There’s a kind of defamation you can commit in Germany called Verunglimpfung des Bundespräsidenten. The old StGB translation called it Disparagement of the Federal President, the new one (by Bohlander) calls it Defamation of the Federal President. It’s like defamation in that, in Germany, it’s a criminal offence that can only be prosecuted on the application of the person who claims to have been defamed. There’s a discussion with Udo Vetter here on the risks of going to prison for making a joke about Wulff.
There was in fact a case coming up in Dresden in which someone was on trial for making a joke about Wulff and his wife, but I don’t need to go into that now because this evening it seems the President has had the proceedings dropped (Wulff will keinen Prozess mehr).
See section 90 here:
It comes under the category of offences endangering the democratic state under the rule of law.
Defamation of the President of the Federation
(1) Whosoever publicly defames the President of the Federation, in a meeting or through the dissemination of written material (section 11 (3)) shall be liable to imprisonment from three months to five years.
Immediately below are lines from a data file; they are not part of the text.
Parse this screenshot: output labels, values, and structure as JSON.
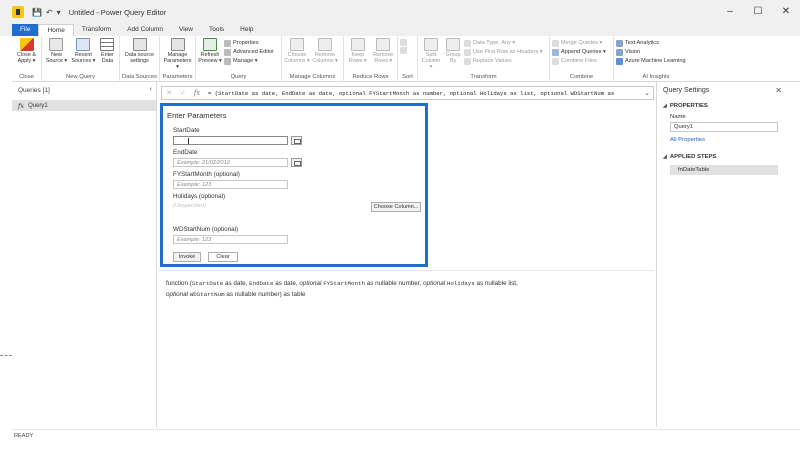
{
  "window": {
    "title": "Untitled - Power Query Editor",
    "controls": {
      "minimize": "–",
      "maximize": "☐",
      "close": "✕"
    }
  },
  "quick_access": [
    "💾",
    "↶",
    "▾"
  ],
  "tabs": [
    "File",
    "Home",
    "Transform",
    "Add Column",
    "View",
    "Tools",
    "Help"
  ],
  "ribbon": {
    "close": {
      "label": "Close",
      "close_apply": "Close & Apply ▾"
    },
    "new_query": {
      "label": "New Query",
      "new_source": "New Source ▾",
      "recent_sources": "Recent Sources ▾",
      "enter_data": "Enter Data"
    },
    "data_sources": {
      "label": "Data Sources",
      "settings": "Data source settings"
    },
    "parameters": {
      "label": "Parameters",
      "manage": "Manage Parameters ▾"
    },
    "query": {
      "label": "Query",
      "refresh": "Refresh Preview ▾",
      "properties": "Properties",
      "advanced_editor": "Advanced Editor",
      "manage": "Manage ▾"
    },
    "manage_columns": {
      "label": "Manage Columns",
      "choose": "Choose Columns ▾",
      "remove": "Remove Columns ▾"
    },
    "reduce_rows": {
      "label": "Reduce Rows",
      "keep": "Keep Rows ▾",
      "remove": "Remove Rows ▾"
    },
    "sort": {
      "label": "Sort"
    },
    "transform": {
      "label": "Transform",
      "split": "Split Column ▾",
      "group_by": "Group By",
      "data_type": "Data Type: Any ▾",
      "first_row": "Use First Row as Headers ▾",
      "replace": "Replace Values"
    },
    "combine": {
      "label": "Combine",
      "merge": "Merge Queries ▾",
      "append": "Append Queries ▾",
      "combine_files": "Combine Files"
    },
    "ai_insights": {
      "label": "AI Insights",
      "text_analytics": "Text Analytics",
      "vision": "Vision",
      "azure_ml": "Azure Machine Learning"
    }
  },
  "queries_pane": {
    "header": "Queries [1]",
    "collapse": "‹",
    "items": [
      {
        "icon": "fx",
        "name": "Query1"
      }
    ]
  },
  "formula_bar": {
    "cancel": "✕",
    "commit": "✓",
    "fx": "fx",
    "text": "= (StartDate as date, EndDate as date, optional FYStartMonth as number, optional Holidays as list, optional WDStartNum as",
    "expand": "⌄"
  },
  "enter_parameters": {
    "title": "Enter Parameters",
    "start_date": {
      "label": "StartDate",
      "value": ""
    },
    "end_date": {
      "label": "EndDate",
      "placeholder": "Example: 21/02/2012"
    },
    "fy_start_month": {
      "label": "FYStartMonth (optional)",
      "placeholder": "Example: 123"
    },
    "holidays": {
      "label": "Holidays (optional)",
      "value": "(Unspecified)",
      "choose_column": "Choose Column..."
    },
    "wd_start_num": {
      "label": "WDStartNum (optional)",
      "placeholder": "Example: 123"
    },
    "invoke": "Invoke",
    "clear": "Clear"
  },
  "function_description": {
    "p1": "function (",
    "p2": "StartDate",
    "p3": " as date, ",
    "p4": "EndDate",
    "p5": " as date, ",
    "p6": "optional",
    "p7": " ",
    "p8": "FYStartMonth",
    "p9": " as nullable number, ",
    "p10": "optional",
    "p11": " ",
    "p12": "Holidays",
    "p13": " as nullable list,",
    "p14": "optional",
    "p15": " ",
    "p16": "WDStartNum",
    "p17": " as nullable number) as table"
  },
  "query_settings": {
    "title": "Query Settings",
    "close": "✕",
    "properties_header": "PROPERTIES",
    "name_label": "Name",
    "name_value": "Query1",
    "all_properties": "All Properties",
    "applied_steps_header": "APPLIED STEPS",
    "steps": [
      "fnDateTable"
    ]
  },
  "status": "READY",
  "colors": {
    "accent": "#1f6fce",
    "highlight_border": "#1f6fce"
  }
}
(2) In less serious cases the court in its discretion may mitigate the sentence (section 49 (2)) unless the conditions of section 188 are met.
(3) The penalty shall be imprisonment from six months to five years if the act constitutes an intentional defamation (section 187) or if the offender by the act intentionally supports efforts against the continued existence of the Federal
Republic of Germany or against its constitutional principles.
(4) The offence may only be prosecuted upon the authorisation of the President of the Federation.
Verunglimpfen is a nice word. Unglimpf means insult or defamation. Glimpflich is a better-known word. There was a MHG verb gilimpfan: to behoove. As in: it behooved him to drop the proceedings before he risked further ridicule.